Por outro lado, o plano ainda terá de enfrentar obstáculos regulatórios e políticos em cada jurisdição onde a Amazon desejar instalar reatores. Questões como licenciamento ambiental, segurança física das instalações, proteção contra ataques cibernéticos a sistemas de controle nuclear e integração com redes elétricas locais precisarão ser cuidadosamente discutidas com governos e órgãos reguladores. O histórico de resistência de parte da população à energia nuclear também exige das empresas uma estratégia de comunicação transparente sobre riscos, benefícios, planos de emergência e políticas de descarte de resíduos.

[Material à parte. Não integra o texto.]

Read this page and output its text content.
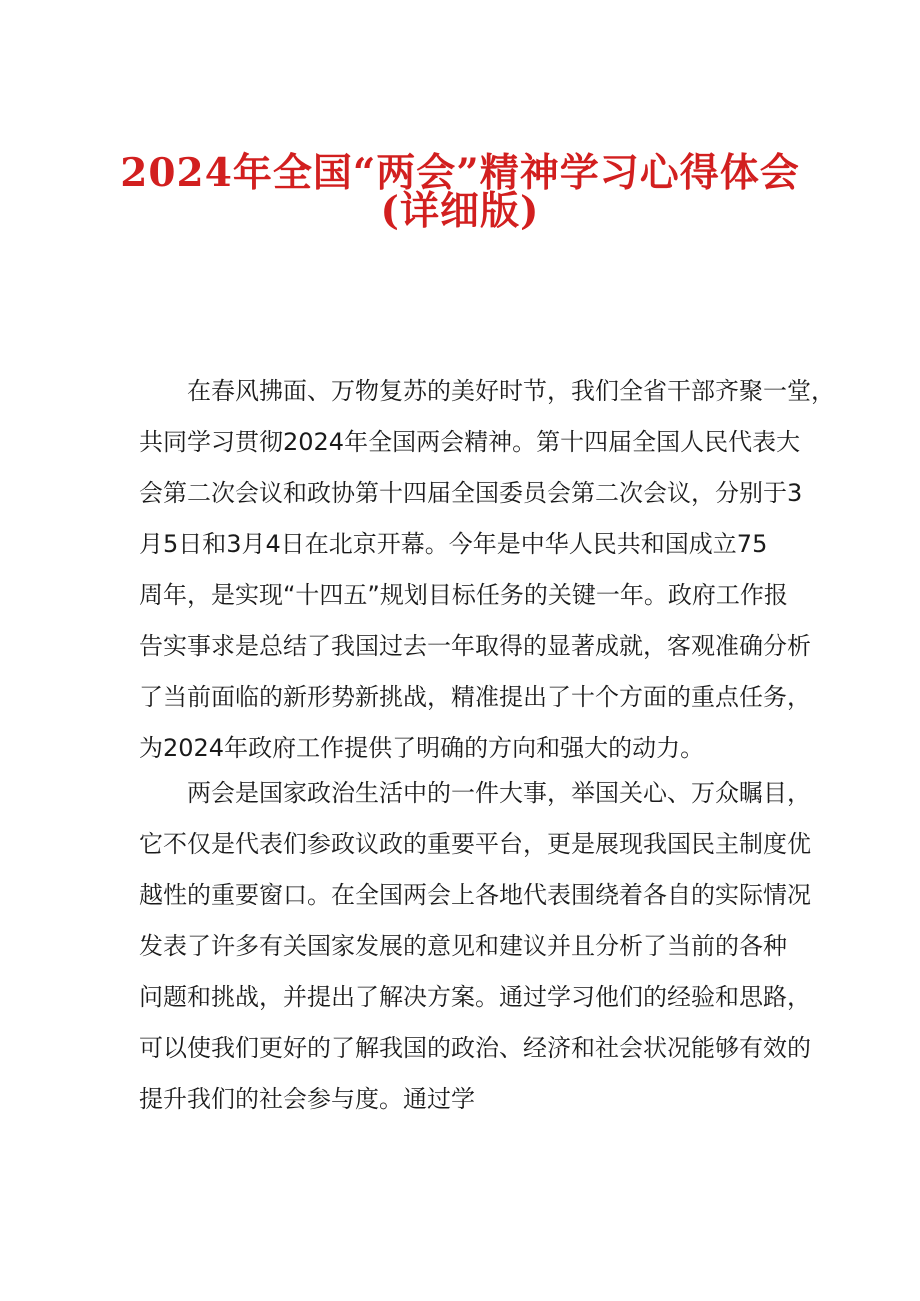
2024年全国“两会”精神学习心得体会
(详细版)
在春风拂面、万物复苏的美好时节，我们全省干部齐聚一堂，
共同学习贯彻2024年全国两会精神。第十四届全国人民代表大
会第二次会议和政协第十四届全国委员会第二次会议，分别于3
月5日和3月4日在北京开幕。今年是中华人民共和国成立75
周年，是实现“十四五”规划目标任务的关键一年。政府工作报
告实事求是总结了我国过去一年取得的显著成就，客观准确分析
了当前面临的新形势新挑战，精准提出了十个方面的重点任务，
为2024年政府工作提供了明确的方向和强大的动力。
两会是国家政治生活中的一件大事，举国关心、万众瞩目，
它不仅是代表们参政议政的重要平台，更是展现我国民主制度优
越性的重要窗口。在全国两会上各地代表围绕着各自的实际情况
发表了许多有关国家发展的意见和建议并且分析了当前的各种
问题和挑战，并提出了解决方案。通过学习他们的经验和思路，
可以使我们更好的了解我国的政治、经济和社会状况能够有效的
提升我们的社会参与度。通过学
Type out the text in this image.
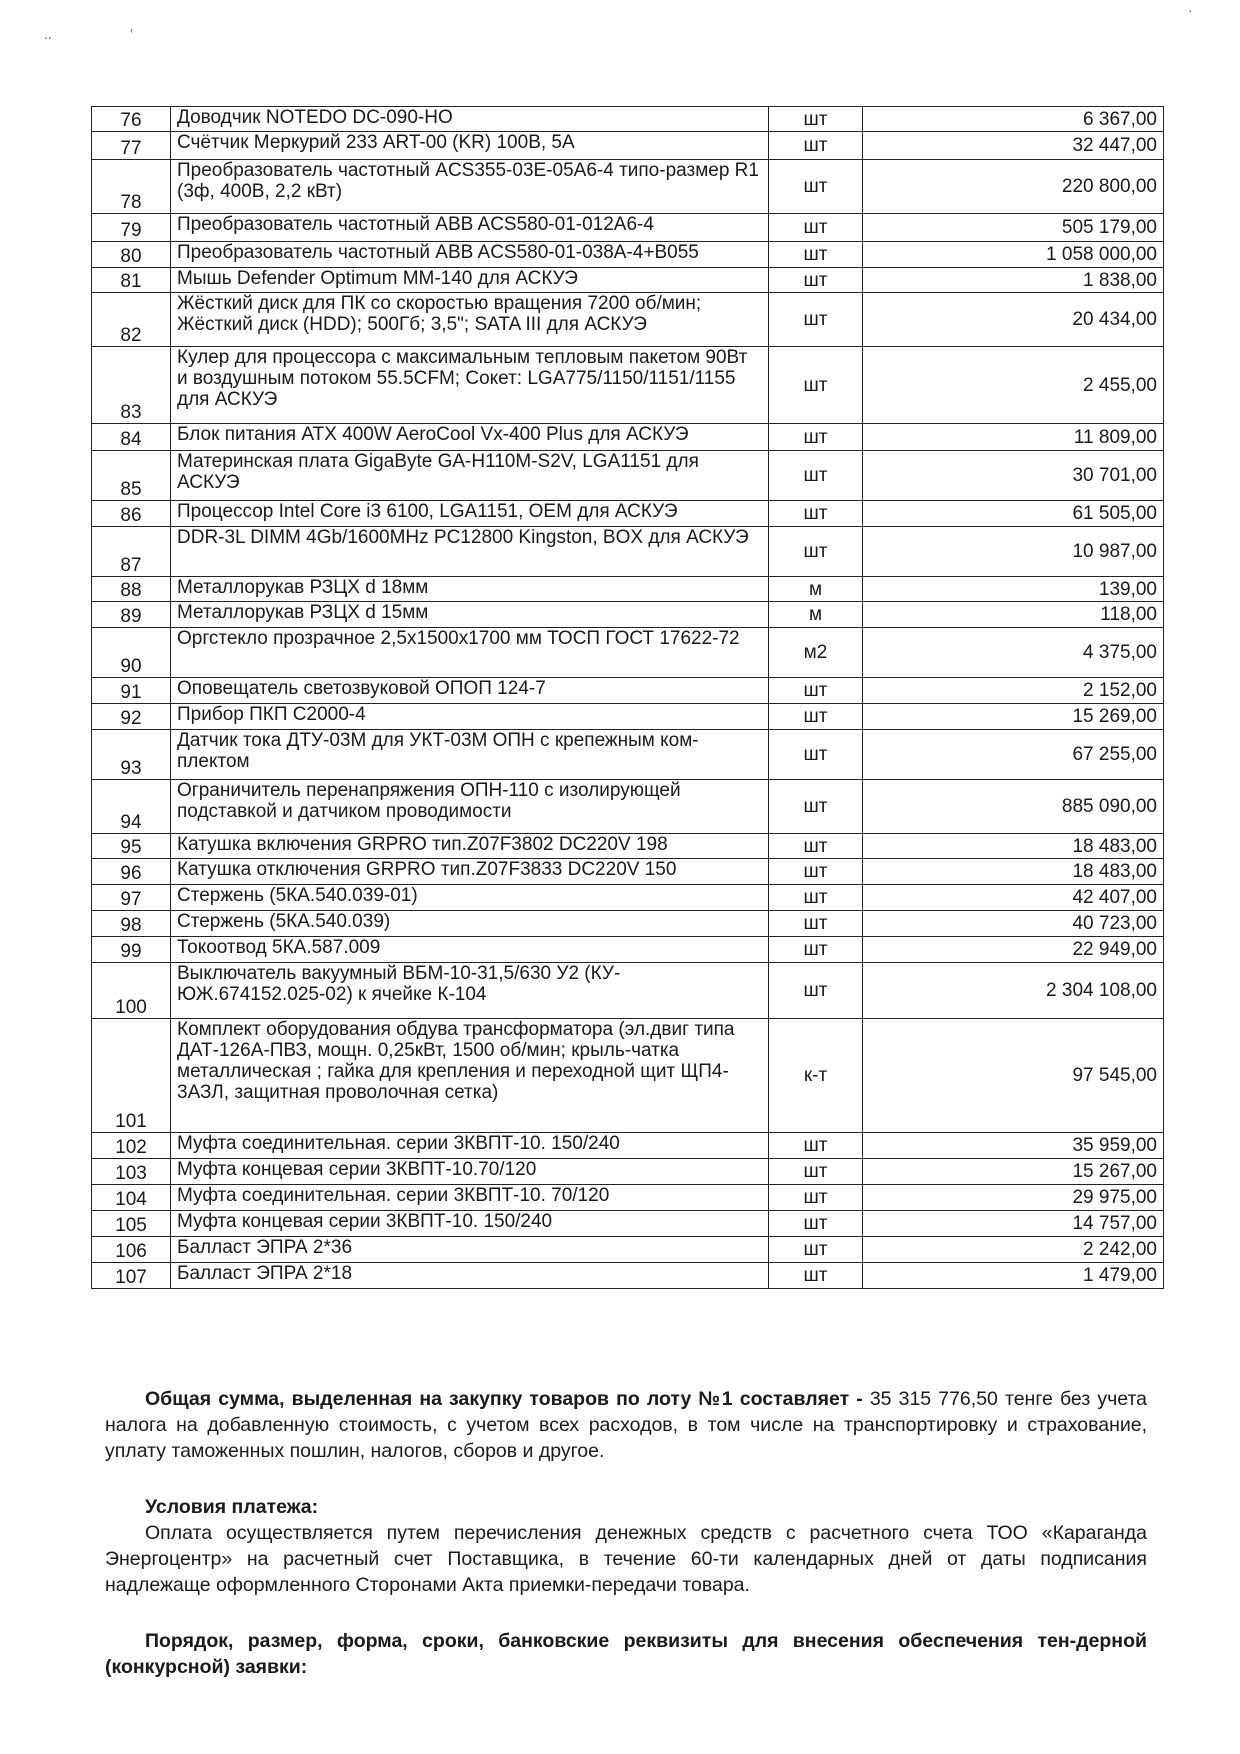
..	’
·
76	Доводчик NOTEDO DC-090-HO	шт	6 367,00
77	Счётчик Меркурий 233 ART-00 (KR) 100В, 5А	шт	32 447,00
78	Преобразователь частотный ACS355-03E-05A6-4 типо-размер R1 (3ф, 400В, 2,2 кВт)	шт	220 800,00
79	Преобразователь частотный ABB ACS580-01-012A6-4	шт	505 179,00
80	Преобразователь частотный ABB ACS580-01-038A-4+B055	шт	1 058 000,00
81	Мышь Defender Optimum MM-140 для АСКУЭ	шт	1 838,00
82	Жёсткий диск для ПК со скоростью вращения 7200 об/мин; Жёсткий диск (HDD); 500Гб; 3,5"; SATA III для АСКУЭ	шт	20 434,00
83	Кулер для процессора с максимальным тепловым пакетом 90Вт и воздушным потоком 55.5CFM; Сокет: LGA775/1150/1151/1155 для АСКУЭ	шт	2 455,00
84	Блок питания ATX 400W AeroCool Vx-400 Plus для АСКУЭ	шт	11 809,00
85	Материнская плата GigaByte GA-H110M-S2V, LGA1151 для АСКУЭ	шт	30 701,00
86	Процессор Intel Core i3 6100, LGA1151, OEM для АСКУЭ	шт	61 505,00
87	DDR-3L DIMM 4Gb/1600MHz PC12800 Kingston, BOX для АСКУЭ	шт	10 987,00
88	Металлорукав РЗЦХ d 18мм	м	139,00
89	Металлорукав РЗЦХ d 15мм	м	118,00
90	Оргстекло прозрачное 2,5х1500х1700 мм ТОСП ГОСТ 17622-72	м2	4 375,00
91	Оповещатель светозвуковой ОПОП 124-7	шт	2 152,00
92	Прибор ПКП С2000-4	шт	15 269,00
93	Датчик тока ДТУ-03М для УКТ-03М ОПН с крепежным ком-плектом	шт	67 255,00
94	Ограничитель перенапряжения ОПН-110 с изолирующей подставкой и датчиком проводимости	шт	885 090,00
95	Катушка включения GRPRO тип.Z07F3802 DC220V 198	шт	18 483,00
96	Катушка отключения GRPRO тип.Z07F3833 DC220V 150	шт	18 483,00
97	Стержень (5КА.540.039-01)	шт	42 407,00
98	Стержень (5КА.540.039)	шт	40 723,00
99	Токоотвод 5КА.587.009	шт	22 949,00
100	Выключатель вакуумный ВБМ-10-31,5/630 У2 (КУ-ЮЖ.674152.025-02) к ячейке К-104	шт	2 304 108,00
101	Комплект оборудования обдува трансформатора (эл.двиг типа ДАТ-126А-ПВЗ, мощн. 0,25кВт, 1500 об/мин; крыль-чатка металлическая ; гайка для крепления и переходной щит ЩП4-3АЗЛ, защитная проволочная сетка)	к-т	97 545,00
102	Муфта соединительная. серии 3КВПТ-10. 150/240	шт	35 959,00
103	Муфта концевая серии 3КВПТ-10.70/120	шт	15 267,00
104	Муфта соединительная. серии 3КВПТ-10. 70/120	шт	29 975,00
105	Муфта концевая серии 3КВПТ-10. 150/240	шт	14 757,00
106	Балласт ЭПРА 2*36	шт	2 242,00
107	Балласт ЭПРА 2*18	шт	1 479,00
Общая сумма, выделенная на закупку товаров по лоту №1 составляет - 35 315 776,50 тенге без учета налога на добавленную стоимость, с учетом всех расходов, в том числе на транспортировку и страхование, уплату таможенных пошлин, налогов, сборов и другое.
Условия платежа:
Оплата осуществляется путем перечисления денежных средств с расчетного счета ТОО «Караганда Энергоцентр» на расчетный счет Поставщика, в течение 60-ти календарных дней от даты подписания надлежаще оформленного Сторонами Акта приемки-передачи товара.
Порядок, размер, форма, сроки, банковские реквизиты для внесения обеспечения тен-дерной (конкурсной) заявки:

No contexto da segurança digital, o crescimento da dependência de infraestruturas críticas como reatores nucleares conectados a redes de dados adiciona uma camada extra de preocupação. Sistemas de controle industrial, sensores, válvulas e mecanismos de desligamento automático precisarão ser protegidos contra invasões, sabotagem digital e manipulação remota. Isso tende a reforçar a convergência entre cibersegurança e segurança física, exigindo equipes ainda mais especializadas, processos de auditoria constantes e cooperação estreita entre operadores de energia, empresas de tecnologia e autoridades.

Para o mercado de tecnologia como um todo, a iniciativa da Amazon sinaliza que a “era da IA” não será definida apenas por avanços em chips, algoritmos e modelos de linguagem, mas também por uma profunda transformação na infraestrutura energética. Data centers treinando e rodando modelos com bilhões de parâmetros dependem de uma base robusta de eletricidade, e quem tiver acesso mais seguro, escalável e limpo a essa energia pode conquistar uma vantagem competitiva duradoura.

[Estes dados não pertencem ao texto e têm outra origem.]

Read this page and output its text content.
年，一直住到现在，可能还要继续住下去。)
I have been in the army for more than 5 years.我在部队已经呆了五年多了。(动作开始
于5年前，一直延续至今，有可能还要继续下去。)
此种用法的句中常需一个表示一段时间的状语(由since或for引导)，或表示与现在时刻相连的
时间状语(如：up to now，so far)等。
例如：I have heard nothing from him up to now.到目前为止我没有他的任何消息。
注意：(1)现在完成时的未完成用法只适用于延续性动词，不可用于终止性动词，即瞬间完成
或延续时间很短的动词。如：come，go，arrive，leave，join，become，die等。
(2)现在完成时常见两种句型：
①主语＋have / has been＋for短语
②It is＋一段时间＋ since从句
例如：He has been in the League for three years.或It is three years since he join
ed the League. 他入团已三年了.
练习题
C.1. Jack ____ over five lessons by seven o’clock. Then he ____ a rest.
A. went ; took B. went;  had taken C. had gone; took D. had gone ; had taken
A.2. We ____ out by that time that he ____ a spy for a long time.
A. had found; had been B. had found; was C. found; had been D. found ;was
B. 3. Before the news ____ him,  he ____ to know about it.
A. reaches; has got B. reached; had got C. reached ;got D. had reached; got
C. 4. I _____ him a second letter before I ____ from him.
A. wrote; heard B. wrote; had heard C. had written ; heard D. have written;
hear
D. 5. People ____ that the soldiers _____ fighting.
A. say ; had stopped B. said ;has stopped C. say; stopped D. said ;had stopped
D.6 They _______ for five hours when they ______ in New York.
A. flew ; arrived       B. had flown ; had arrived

Em resumo, ao apostar em mini-reatores nucleares e no uso de combustíveis avançados como o HALEU, a Amazon se posiciona na vanguarda de uma nova fase da computação em nuvem: uma fase em que tecnologia da informação e engenharia nuclear caminham lado a lado para tornar possível o funcionamento ininterrupto de serviços globais. Os próximos anos mostrarão se essa aposta conseguirá equilibrar segurança, custo, sustentabilidade e aceitação pública a ponto de se tornar o novo padrão para os gigantes da infraestrutura digital.